Il mio amico Artemisia invece mi parla del miracolo del bene che si sprigiona dal sentimento amore
Io dico che se tra quelli che intervengono al mio invito a partecipare al mio quesito c'è anche della stima allora questo è un bene. Ciò non toglie che se io non capissi la stima che mi dimostrate non potrei apprezzarlo oppure se mi mancasse la vostra stima io non potrei chiedervela: perché se questo sentimento non lo si prova non si può DARE.
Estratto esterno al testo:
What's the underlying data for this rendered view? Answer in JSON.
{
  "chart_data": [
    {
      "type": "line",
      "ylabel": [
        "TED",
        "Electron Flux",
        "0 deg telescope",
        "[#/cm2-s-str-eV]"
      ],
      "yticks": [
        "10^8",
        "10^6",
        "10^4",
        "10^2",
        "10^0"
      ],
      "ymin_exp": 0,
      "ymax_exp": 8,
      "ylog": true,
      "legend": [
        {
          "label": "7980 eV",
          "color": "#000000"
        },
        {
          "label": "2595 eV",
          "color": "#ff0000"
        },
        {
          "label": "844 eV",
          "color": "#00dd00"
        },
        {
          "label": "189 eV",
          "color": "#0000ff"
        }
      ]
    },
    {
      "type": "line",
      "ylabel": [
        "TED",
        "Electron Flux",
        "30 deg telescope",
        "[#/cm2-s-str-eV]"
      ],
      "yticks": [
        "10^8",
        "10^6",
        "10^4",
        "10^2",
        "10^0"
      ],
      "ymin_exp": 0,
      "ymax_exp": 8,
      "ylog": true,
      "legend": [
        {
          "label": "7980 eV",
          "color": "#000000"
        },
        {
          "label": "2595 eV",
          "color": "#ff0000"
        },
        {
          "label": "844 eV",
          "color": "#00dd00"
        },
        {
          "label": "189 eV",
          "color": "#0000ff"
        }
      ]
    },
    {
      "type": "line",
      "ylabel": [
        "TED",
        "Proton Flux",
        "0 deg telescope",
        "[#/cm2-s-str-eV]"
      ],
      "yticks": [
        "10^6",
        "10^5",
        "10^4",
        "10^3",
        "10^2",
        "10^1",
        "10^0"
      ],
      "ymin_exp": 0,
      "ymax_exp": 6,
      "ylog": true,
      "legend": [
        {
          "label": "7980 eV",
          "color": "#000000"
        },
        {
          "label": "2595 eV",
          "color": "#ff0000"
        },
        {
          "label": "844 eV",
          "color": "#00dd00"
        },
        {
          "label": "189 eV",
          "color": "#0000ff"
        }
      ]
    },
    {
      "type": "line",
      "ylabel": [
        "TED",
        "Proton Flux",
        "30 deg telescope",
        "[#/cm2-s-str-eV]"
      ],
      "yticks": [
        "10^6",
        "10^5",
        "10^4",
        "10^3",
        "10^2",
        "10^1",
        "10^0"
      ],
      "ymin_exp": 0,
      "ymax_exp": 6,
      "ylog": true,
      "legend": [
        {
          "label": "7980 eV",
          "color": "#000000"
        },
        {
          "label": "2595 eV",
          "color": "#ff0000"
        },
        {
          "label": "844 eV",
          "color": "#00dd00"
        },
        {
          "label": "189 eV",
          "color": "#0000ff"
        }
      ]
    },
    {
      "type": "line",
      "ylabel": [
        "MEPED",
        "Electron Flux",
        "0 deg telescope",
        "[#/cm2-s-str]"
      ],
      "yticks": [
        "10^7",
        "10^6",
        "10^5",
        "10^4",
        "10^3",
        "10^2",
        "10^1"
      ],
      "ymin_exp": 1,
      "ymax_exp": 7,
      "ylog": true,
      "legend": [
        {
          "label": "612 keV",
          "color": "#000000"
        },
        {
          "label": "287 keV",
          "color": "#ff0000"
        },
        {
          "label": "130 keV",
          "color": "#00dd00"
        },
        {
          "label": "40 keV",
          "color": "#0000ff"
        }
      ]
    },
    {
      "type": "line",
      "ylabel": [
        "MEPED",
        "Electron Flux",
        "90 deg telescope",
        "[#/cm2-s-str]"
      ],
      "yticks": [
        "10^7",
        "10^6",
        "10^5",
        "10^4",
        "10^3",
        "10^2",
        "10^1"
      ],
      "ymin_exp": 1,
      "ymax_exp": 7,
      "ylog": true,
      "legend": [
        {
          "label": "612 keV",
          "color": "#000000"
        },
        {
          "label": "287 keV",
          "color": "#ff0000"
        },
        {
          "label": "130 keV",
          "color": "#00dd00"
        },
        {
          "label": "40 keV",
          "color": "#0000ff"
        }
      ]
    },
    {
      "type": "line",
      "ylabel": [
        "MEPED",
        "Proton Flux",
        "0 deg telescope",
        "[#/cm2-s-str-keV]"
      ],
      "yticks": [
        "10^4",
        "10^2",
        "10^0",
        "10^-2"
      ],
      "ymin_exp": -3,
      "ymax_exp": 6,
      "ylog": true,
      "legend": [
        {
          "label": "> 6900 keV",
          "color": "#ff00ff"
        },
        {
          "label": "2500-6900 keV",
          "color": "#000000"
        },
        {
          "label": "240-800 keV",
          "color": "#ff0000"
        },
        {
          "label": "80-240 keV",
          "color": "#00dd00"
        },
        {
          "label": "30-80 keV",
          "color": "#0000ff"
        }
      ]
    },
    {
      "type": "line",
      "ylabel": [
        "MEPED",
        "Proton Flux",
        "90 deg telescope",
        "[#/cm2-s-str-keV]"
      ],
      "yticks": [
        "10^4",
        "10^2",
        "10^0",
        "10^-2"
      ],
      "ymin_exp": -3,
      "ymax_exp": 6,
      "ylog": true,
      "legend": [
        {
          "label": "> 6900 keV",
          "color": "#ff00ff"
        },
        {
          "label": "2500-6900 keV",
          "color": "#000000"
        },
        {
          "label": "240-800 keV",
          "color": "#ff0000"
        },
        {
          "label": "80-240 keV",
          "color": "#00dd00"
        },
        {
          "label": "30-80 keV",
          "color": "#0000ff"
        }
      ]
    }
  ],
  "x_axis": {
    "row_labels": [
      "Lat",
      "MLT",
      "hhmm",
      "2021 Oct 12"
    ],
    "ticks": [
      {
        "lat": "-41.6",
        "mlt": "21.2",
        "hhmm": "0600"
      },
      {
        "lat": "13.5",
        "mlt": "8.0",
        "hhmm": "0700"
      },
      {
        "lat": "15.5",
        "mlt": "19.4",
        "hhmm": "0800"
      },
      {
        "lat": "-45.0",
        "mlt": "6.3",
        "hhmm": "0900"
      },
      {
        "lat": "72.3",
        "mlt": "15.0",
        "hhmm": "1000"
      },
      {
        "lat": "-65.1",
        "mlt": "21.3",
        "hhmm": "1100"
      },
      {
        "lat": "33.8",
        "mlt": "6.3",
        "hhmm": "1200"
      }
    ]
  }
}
Aggiornamento del 28 novembre 2005: Un uomo o una donna, sposati presto si ritrovano a trentanni con una piccola e graziosissima famiglia allietata da due bellissime ragazze di 11 e 15 anni. Di bene voi sapete benissimo che ne hanno ricevuti tanti: - stanno ancora insieme, - si vogliono bene - hanno dei figli - sani - belli e bravi (anche se sarebbe ognuno di loro un bene) - hanno una casa - i soldi bastano ma non sono mai abbastanza Ora, lei decide, in quanto lui occupato intera giornata di partecipare al menage economico della famiglia e chiede di lavorare metà giornata LECITO - trova il lavoro - viene assunta regolarmente - la prospettiva è quella di lavorare mezza giornata PERFETTO Lei è una donna che ha precedenti esperienze familiare nel settore dove viene impiegata. Nell'aria gira il bisogno di lavorare più ore, alcuni accettano altri no, lei si arrabbia con chi accetta perché mette in cattiva luce chi ha famiglia in quanto costretti a non poter fare diversamente. Arriva la seconda notizia: c'è bisogno di un vice-direttore e segnalano la nostra amica ma questo costerebbe molte ore di lavoro e uno stipendio che è semplicemente il doppio dell'attuale mansione a metà giornata. DOMANDA: COSA FARA' LA NOSTRA AMICA E PERCHE'?